Il nome Melazzo si ravvisa, a partire dall'anno 991, con le forme derivanti dall'aggettivo "MELACEUS", nelle varianti "Melacius", "Melagius", "Melaxus", "Melazius" e con "Melaz" (quest'ultimo di chiara matrice dialettale).

In epoca romana il territorio era percorso da un cunicolo che portava le acque del torrente Erro all'acquedotto romano di cui restano visibili tracce al Acqui Terme.

Ebbe i suoi natali in Melazzo San Guido d'Acqui, città nella quale fu vescovo dal 1034 al 1070.
Questi donò i propri diritti signorili alla chiesa di Acqui, la quale ne ottenne conferma del possesso nel 1039 e successivamente nel 1052 dall'imperatore Enrico III.

Nel XIII secolo divenne possedimento dei marchesi del Bosco, i quali lo cedettero presto, rivendicandone però l'investitura, al comune di Alessandria. Quest'ultimo, occupandone il castello e le torri, causò dure ma inutili proteste da parte del centro acquese.
Entrata a far parte dei domini dei marchesi del Monferrato, subì, nel 1431, i saccheggi delle truppe di Francesco Sforza.

Melazzo fu feudo della diocesi di Acqui verso il mille.

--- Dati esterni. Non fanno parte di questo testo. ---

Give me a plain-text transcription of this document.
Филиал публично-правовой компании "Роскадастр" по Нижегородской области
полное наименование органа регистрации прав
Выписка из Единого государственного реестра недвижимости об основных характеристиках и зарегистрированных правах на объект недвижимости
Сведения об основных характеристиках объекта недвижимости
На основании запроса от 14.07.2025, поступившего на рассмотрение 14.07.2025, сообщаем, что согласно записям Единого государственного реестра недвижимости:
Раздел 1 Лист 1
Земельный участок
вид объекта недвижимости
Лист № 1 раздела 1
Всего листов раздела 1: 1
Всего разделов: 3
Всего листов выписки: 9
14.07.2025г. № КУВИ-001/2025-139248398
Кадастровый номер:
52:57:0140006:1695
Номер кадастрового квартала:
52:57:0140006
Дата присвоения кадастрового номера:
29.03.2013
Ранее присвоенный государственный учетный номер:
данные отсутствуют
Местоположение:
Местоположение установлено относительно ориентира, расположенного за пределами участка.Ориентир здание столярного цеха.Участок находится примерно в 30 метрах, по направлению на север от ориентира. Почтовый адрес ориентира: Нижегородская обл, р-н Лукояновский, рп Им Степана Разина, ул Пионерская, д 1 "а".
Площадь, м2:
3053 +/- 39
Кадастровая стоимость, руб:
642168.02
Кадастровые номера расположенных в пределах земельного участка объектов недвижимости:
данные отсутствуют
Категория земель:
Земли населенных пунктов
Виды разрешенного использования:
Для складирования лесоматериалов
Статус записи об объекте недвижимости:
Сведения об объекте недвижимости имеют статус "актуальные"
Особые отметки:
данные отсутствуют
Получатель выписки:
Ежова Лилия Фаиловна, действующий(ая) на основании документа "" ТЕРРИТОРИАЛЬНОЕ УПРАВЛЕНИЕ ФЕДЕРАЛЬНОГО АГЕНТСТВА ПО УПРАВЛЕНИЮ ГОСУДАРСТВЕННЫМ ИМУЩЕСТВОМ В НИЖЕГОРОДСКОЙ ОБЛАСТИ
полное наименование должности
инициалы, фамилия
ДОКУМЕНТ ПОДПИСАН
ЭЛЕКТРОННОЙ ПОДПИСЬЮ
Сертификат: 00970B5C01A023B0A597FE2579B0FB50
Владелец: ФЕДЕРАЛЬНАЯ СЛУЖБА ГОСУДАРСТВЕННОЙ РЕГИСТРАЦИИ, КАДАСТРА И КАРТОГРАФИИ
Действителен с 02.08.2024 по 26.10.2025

Passò poi dalla Chiesa d'Acqui al Comune e successivamente ai Marchesi del Monferrato. Nel 1500 troviamo signori a Melazzo la famiglia Falletti.
Il feudo fu poi comprato dal duca di Mantova e del Monferrato che lo diede ai Gandolfi, marchesi di Melazzo e di Ricaldone, la cui famiglia era molto legata alla Casa Savoia. Nel XVI secolo il castello fu distrutto dagli spagnoli e ricostruito successivamente dai Gandolfi.
L'ultimo dei Gandolfi, Giuseppe Accellino, lasciò in eredità tutte le sue proprietà di Melazzo alla famiglia Roberti.

Otre al suddetto castello Gandolfi, cinto da alte e massicce mura, sono numerose le testimonianze del passato di Melazzo: la chiesa di San Defendente; l'oratorio di San Pietro Martire, risalente al XV secolo; la parrocchiale di San Bartolomeo, del 1759, conservante un dipinto di Guglielmo Caccia; la chiesa dell'Annunziata, eretta nel 1783; il fortilizio ottagonale detto di Tinassa, del XIV secolo; la chiesa di San Felice e quella di San Secondo, caratterizzata, quest'ultima, dalla bellissima abside semicircolare, legata storicamente al processo di riorganizzazione della diocesi acquese attuato da San Guido.
L'omonima pieve di San Bartolomeo, non più esistente, si trovava nel fondovalle tra il rio Caliogna e il torrente Erro.